Thinking of getting back into the studio for some shits and giggles (for those who have asked after it, no, I haven't found a permanent spot to put the Orlean Cooper EP Supervillain v. Petty Thief yet, but three songs are available off the MySpace page), probably with the stuff I've written using the amazing instrumentals of J Dilla's penultimate album as my template/beats. I found this old rhyme in my orange notebook and felt like posting it just for the hell of it. The tarot card deck mentioned is a major plot point in Gambit #1-#5, the comic book where I found/stole the name of my alter ego. The Chappelle's Show reference should be obvious enough. Remember, I didn't write this for me, I wrote it for him.

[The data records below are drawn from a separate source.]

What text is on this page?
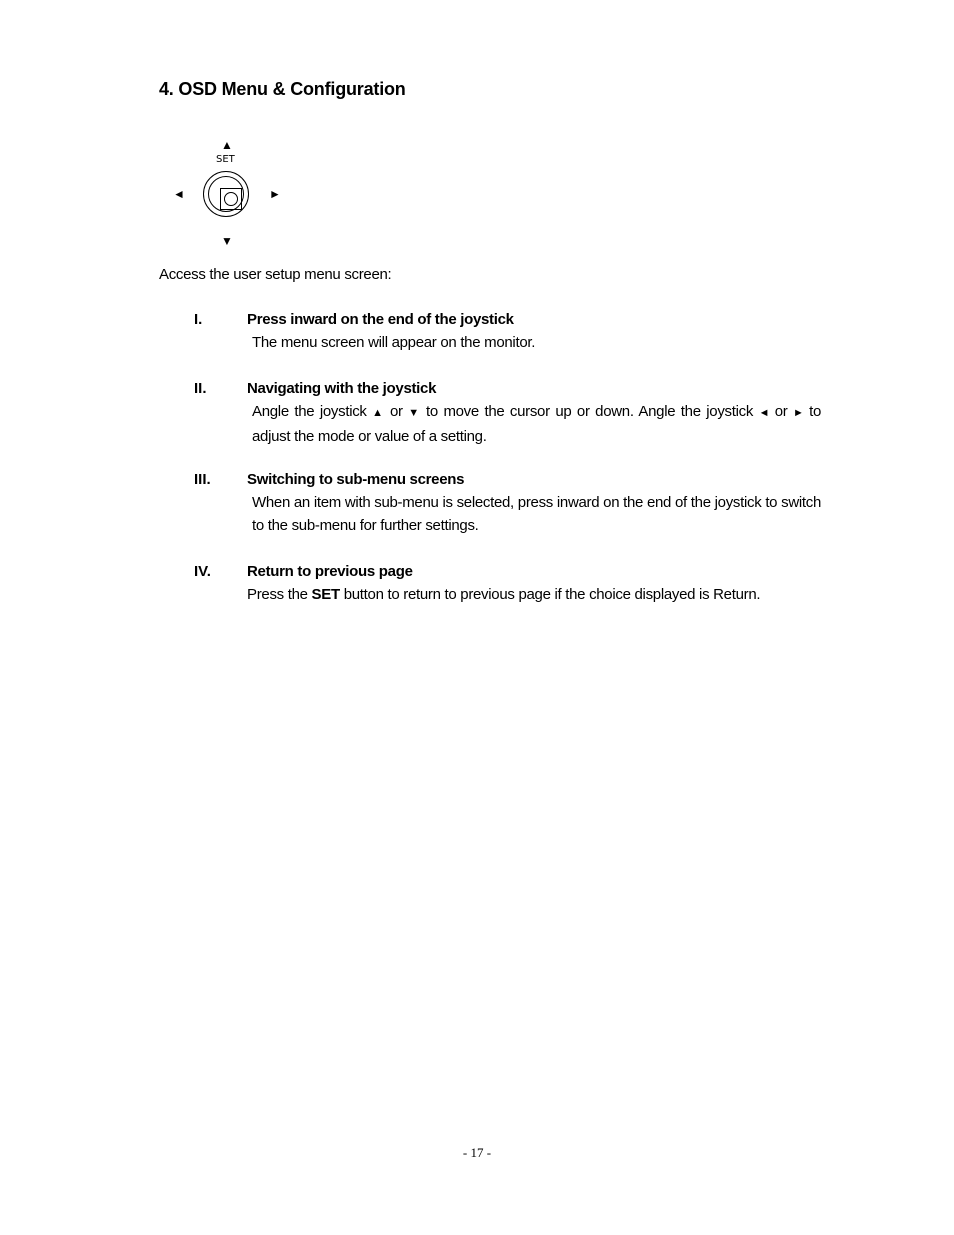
4. OSD Menu & Configuration
▲
SET
◄	►
▼
Access the user setup menu screen:
I.	Press inward on the end of the joystick
The menu screen will appear on the monitor.
II.	Navigating with the joystick
Angle the joystick ▲ or ▼ to move the cursor up or down. Angle the joystick ◄ or ► to adjust the mode or value of a setting.
III. Switching to sub-menu screens
When an item with sub-menu is selected, press inward on the end of the joystick to switch to the sub-menu for further settings.
IV. Return to previous page
Press the SET button to return to previous page if the choice displayed is Return.
- 17 -
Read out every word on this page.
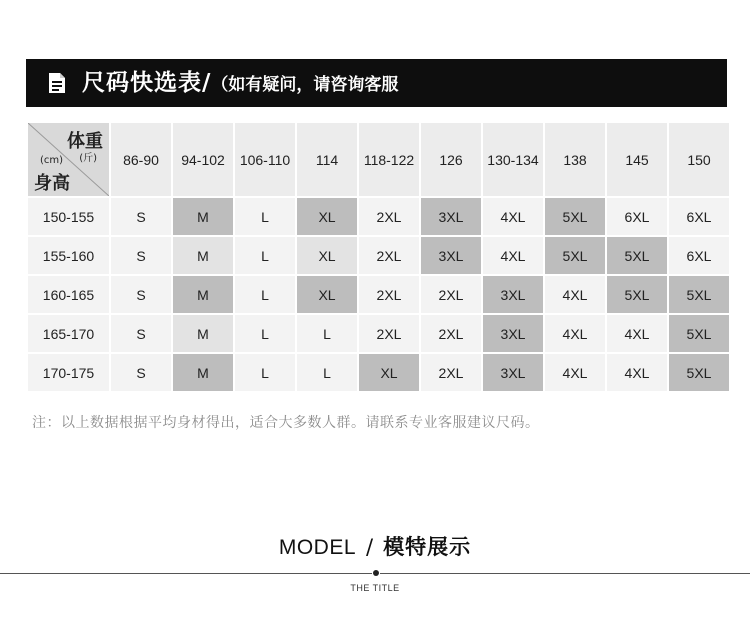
尺码快选表/（如有疑问，请咨询客服
体重
(斤)
(cm)
身高	86-90	94-102	106-110	114	118-122	126	130-134	138	145	150
150-155	S	M	L	XL	2XL	3XL	4XL	5XL	6XL	6XL
155-160	S	M	L	XL	2XL	3XL	4XL	5XL	5XL	6XL
160-165	S	M	L	XL	2XL	2XL	3XL	4XL	5XL	5XL
165-170	S	M	L	L	2XL	2XL	3XL	4XL	4XL	5XL
170-175	S	M	L	L	XL	2XL	3XL	4XL	4XL	5XL
注：以上数据根据平均身材得出，适合大多数人群。请联系专业客服建议尺码。
MODEL / 模特展示
THE TITLE
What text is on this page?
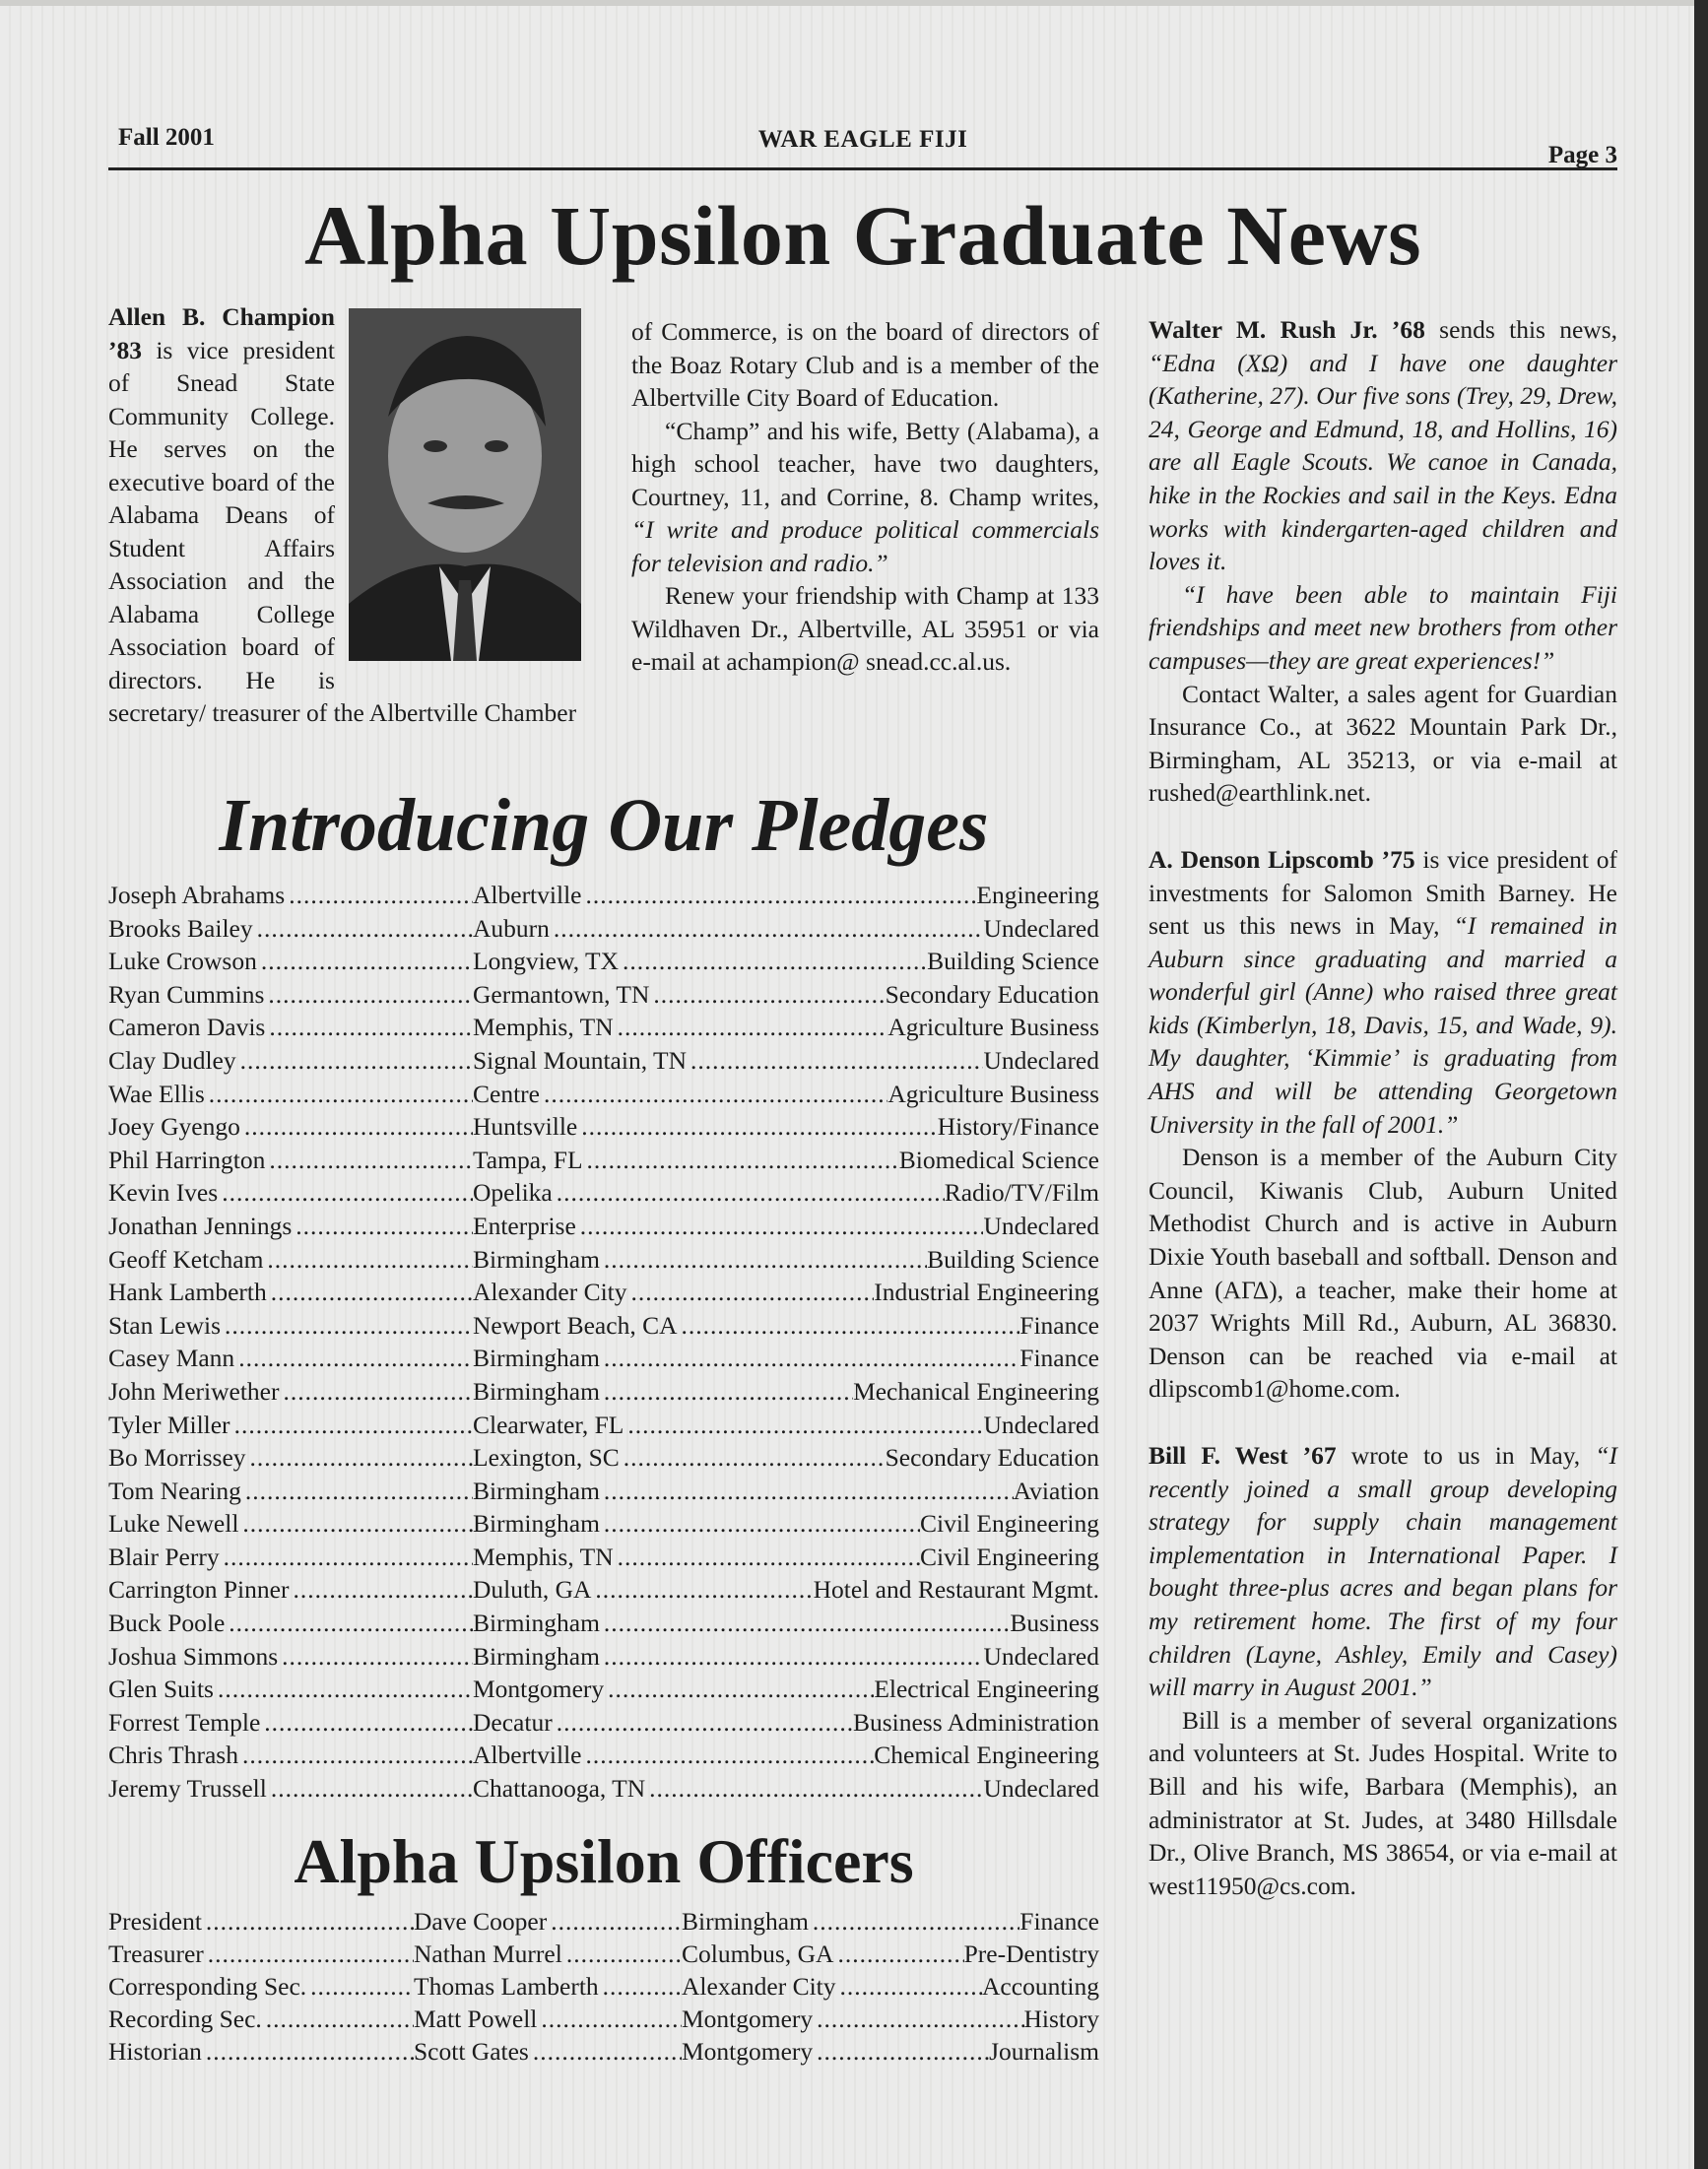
Fall 2001	WAR EAGLE FIJI
Page 3
Alpha Upsilon Graduate News
Allen B. Champion ’83 is vice president of Snead State Community College. He serves on the executive board of the Alabama Deans of Student Affairs Association and the Alabama College Association board of directors. He is secretary/ treasurer of the Albertville Chamber

of Commerce, is on the board of directors of the Boaz Rotary Club and is a member of the Albertville City Board of Education.

“Champ” and his wife, Betty (Alabama), a high school teacher, have two daughters, Courtney, 11, and Corrine, 8. Champ writes, “I write and produce political commercials for television and radio.”

Renew your friendship with Champ at 133 Wildhaven Dr., Albertville, AL 35951 or via e-mail at achampion@ snead.cc.al.us.

Introducing Our Pledges
Joseph Abrahams .....	Albertville .....	Engineering
Brooks Bailey .....	Auburn .....	Undeclared
Luke Crowson .....	Longview, TX .....	Building Science
Ryan Cummins .....	Germantown, TN .....	Secondary Education
Cameron Davis .....	Memphis, TN .....	Agriculture Business
Clay Dudley .....	Signal Mountain, TN .....	Undeclared
Wae Ellis .....	Centre .....	Agriculture Business
Joey Gyengo .....	Huntsville .....	History/Finance
Phil Harrington .....	Tampa, FL .....	Biomedical Science
Kevin Ives .....	Opelika .....	Radio/TV/Film
Jonathan Jennings .....	Enterprise .....	Undeclared
Geoff Ketcham .....	Birmingham .....	Building Science
Hank Lamberth .....	Alexander City .....	Industrial Engineering
Stan Lewis .....	Newport Beach, CA .....	Finance
Casey Mann .....	Birmingham .....	Finance
John Meriwether .....	Birmingham .....	Mechanical Engineering
Tyler Miller .....	Clearwater, FL .....	Undeclared
Bo Morrissey .....	Lexington, SC .....	Secondary Education
Tom Nearing .....	Birmingham .....	Aviation
Luke Newell .....	Birmingham .....	Civil Engineering
Blair Perry .....	Memphis, TN .....	Civil Engineering
Carrington Pinner .....	Duluth, GA .....	Hotel and Restaurant Mgmt.
Buck Poole .....	Birmingham .....	Business
Joshua Simmons .....	Birmingham .....	Undeclared
Glen Suits .....	Montgomery .....	Electrical Engineering
Forrest Temple .....	Decatur .....	Business Administration
Chris Thrash .....	Albertville .....	Chemical Engineering
Jeremy Trussell .....	Chattanooga, TN .....	Undeclared
Alpha Upsilon Officers
President .....	Dave Cooper .....	Birmingham .....	Finance
Treasurer .....	Nathan Murrel .....	Columbus, GA .....	Pre-Dentistry
Corresponding Sec. .....	Thomas Lamberth .....	Alexander City .....	Accounting
Recording Sec. .....	Matt Powell .....	Montgomery .....	History
Historian .....	Scott Gates .....	Montgomery .....	Journalism

Walter M. Rush Jr. ’68 sends this news, “Edna (ΧΩ) and I have one daughter (Katherine, 27). Our five sons (Trey, 29, Drew, 24, George and Edmund, 18, and Hollins, 16) are all Eagle Scouts. We canoe in Canada, hike in the Rockies and sail in the Keys. Edna works with kindergarten-aged children and loves it.

“I have been able to maintain Fiji friendships and meet new brothers from other campuses—they are great experiences!”

Contact Walter, a sales agent for Guardian Insurance Co., at 3622 Mountain Park Dr., Birmingham, AL 35213, or via e-mail at rushed@earthlink.net.

A. Denson Lipscomb ’75 is vice president of investments for Salomon Smith Barney. He sent us this news in May, “I remained in Auburn since graduating and married a wonderful girl (Anne) who raised three great kids (Kimberlyn, 18, Davis, 15, and Wade, 9). My daughter, ‘Kimmie’ is graduating from AHS and will be attending Georgetown University in the fall of 2001.”

Denson is a member of the Auburn City Council, Kiwanis Club, Auburn United Methodist Church and is active in Auburn Dixie Youth baseball and softball. Denson and Anne (ΑΓΔ), a teacher, make their home at 2037 Wrights Mill Rd., Auburn, AL 36830. Denson can be reached via e-mail at dlipscomb1@home.com.

Bill F. West ’67 wrote to us in May, “I recently joined a small group developing strategy for supply chain management implementation in International Paper. I bought three-plus acres and began plans for my retirement home. The first of my four children (Layne, Ashley, Emily and Casey) will marry in August 2001.”

Bill is a member of several organizations and volunteers at St. Judes Hospital. Write to Bill and his wife, Barbara (Memphis), an administrator at St. Judes, at 3480 Hillsdale Dr., Olive Branch, MS 38654, or via e-mail at west11950@cs.com.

Here to acquire the inficio aquilus tarot deck
Now, do you take a personal check?
Overdraft at the bank, negative twenty cents
Better make the walls out of weak-ass cement
Like the ugly new Williamsburg architecture
I’d like to pose a conjecture.
Namely, completing the transaction.
Let’s take a cab to Brooklyn, baby and I’ll close your captions.
Always makes the tight-aggressive play
Don’t fuck with seven-deuce, she makes a bad lay
Goes with those who slay with their eyes
And them Suzanne Somers thighs.
She may be connected to Brighton Beach mafia
But what a lovely way to die, worth a try
Get in so hard it makes doves cry
And then she served us pancakes
Youngest brother like Eddie Murphy to Charlie
Can’t control the noise level, it’s a Harley
Quirky, called crazy and lazy, still is
But the younger man took your spot like you was Bruce Willis
Makes for better TV than the Electric Company
Put it in the tape deck, bump it into infinity.


"Coke Is It" (Tragedy) or "On Our Own" (Bobby Brown, Ghostbusters II soundtrack)

Say it ain't so, Whitney, say it ain't go. This is as interesting an excuse to do another season as Being Bobby Brown as any, particularly if Bobby ends up with, well, the sort of gal you'd expect, but let this be a lesson to you. Do not talk about your sex life with your more famous wife/husband onstage, particularly if that show is a New Edition reunion. That is not black love. But then again, neither was this.

Unrelated: the Village Voice ran a nice article on ESG, underappreciated Bronx funk group. Check, check it.


"Dream Time" (The Jam, Direction, Reaction, Creation Box)

I dreamt last night Project Runway was redesigning homeless people.

I had a dream a few nights ago that I was in the major leagues and every relief pitcher I faced had a Rollie Fingers mustache. This might sound really cool, but in practice, it was kind of scary. And then there was the dream where I was tied by my feet being hit with vinyl copies of Beatles records.

My dreams are normally really mundane. I think I need to make sure to go to sleep sober even on weekends.